A musical celebration of the 50 states. One song each week over the course of the year.
Going Back To Arkansas – Big Bill Broonzy
One of the all-time greats from the early years of the blues, Big Bill Broonzy grew up in Arkansas, worked as a sharecropper and eventually went into the Army to go and fight in World War I. As the story goes: he returned home in 1919, dressed in his army uniform, only to be reminded forcefully of the depths of Jim Crow. Rather than sticking around, he moved north to find a place for himself.
I recently finished reading The Warmth of Other Suns, Isabel Wilkerson’s incredible study of the Great Migration, so I’ve been thinking a lot about experiences like these. About hard it must have been to simply pull up roots and abandon a place that has always been home. About how terrible the conditions must have been to inspire such mass exodus. About how the joys of your old home would still linger with you, simultaneous with your memories of the slights and the fear and the poverty.
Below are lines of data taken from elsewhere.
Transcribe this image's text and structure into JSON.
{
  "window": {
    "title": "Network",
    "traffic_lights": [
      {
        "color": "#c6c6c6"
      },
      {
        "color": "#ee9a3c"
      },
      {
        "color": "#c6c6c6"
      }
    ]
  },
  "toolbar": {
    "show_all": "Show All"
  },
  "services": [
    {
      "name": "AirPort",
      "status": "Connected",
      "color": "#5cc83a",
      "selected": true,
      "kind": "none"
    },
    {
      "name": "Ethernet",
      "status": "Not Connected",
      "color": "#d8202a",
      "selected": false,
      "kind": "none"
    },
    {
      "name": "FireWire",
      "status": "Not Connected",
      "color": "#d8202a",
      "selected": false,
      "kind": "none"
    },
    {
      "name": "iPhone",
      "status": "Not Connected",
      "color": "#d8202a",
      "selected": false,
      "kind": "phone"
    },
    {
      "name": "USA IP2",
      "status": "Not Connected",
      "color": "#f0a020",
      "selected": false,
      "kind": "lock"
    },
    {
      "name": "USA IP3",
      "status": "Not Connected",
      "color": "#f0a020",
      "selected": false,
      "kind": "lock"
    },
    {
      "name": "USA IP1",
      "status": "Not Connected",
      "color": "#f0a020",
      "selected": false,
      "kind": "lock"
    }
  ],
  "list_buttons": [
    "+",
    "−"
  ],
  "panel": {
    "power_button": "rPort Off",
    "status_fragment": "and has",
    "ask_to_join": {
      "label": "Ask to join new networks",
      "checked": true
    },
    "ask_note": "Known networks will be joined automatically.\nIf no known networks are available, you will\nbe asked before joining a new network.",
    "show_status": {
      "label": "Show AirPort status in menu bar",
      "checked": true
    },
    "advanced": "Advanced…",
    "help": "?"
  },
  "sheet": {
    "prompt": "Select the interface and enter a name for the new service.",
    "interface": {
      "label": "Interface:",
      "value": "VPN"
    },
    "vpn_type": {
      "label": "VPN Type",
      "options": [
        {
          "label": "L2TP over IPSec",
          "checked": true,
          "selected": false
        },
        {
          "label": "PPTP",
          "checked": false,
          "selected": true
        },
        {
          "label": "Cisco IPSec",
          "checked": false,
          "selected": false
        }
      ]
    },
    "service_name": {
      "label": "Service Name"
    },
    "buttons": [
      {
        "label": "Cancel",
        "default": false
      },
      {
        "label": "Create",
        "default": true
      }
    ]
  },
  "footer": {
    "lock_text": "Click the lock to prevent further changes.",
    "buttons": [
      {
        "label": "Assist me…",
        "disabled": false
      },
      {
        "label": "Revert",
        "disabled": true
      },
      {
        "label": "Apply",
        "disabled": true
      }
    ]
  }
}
I hear all of that here. It’s a song about the joys of his old home. About collard greens and the hamhock boiling, chickens crowing, a world of family and close ties, so different from the impersonal loneliness of the big cities of the North. The bayous and the rolling hills. The rich soil and farms. It’s easy to understand why people left, why they had to leave. But it doesn’t make the good parts any less real.
Honorable mentions: “Arkansas” by another excellent old bluesman, Henry Thomas. “Arkansas Lovin’ Man” by Johnny Cash. And “The Lord God Bird” by Sufjan Stevens.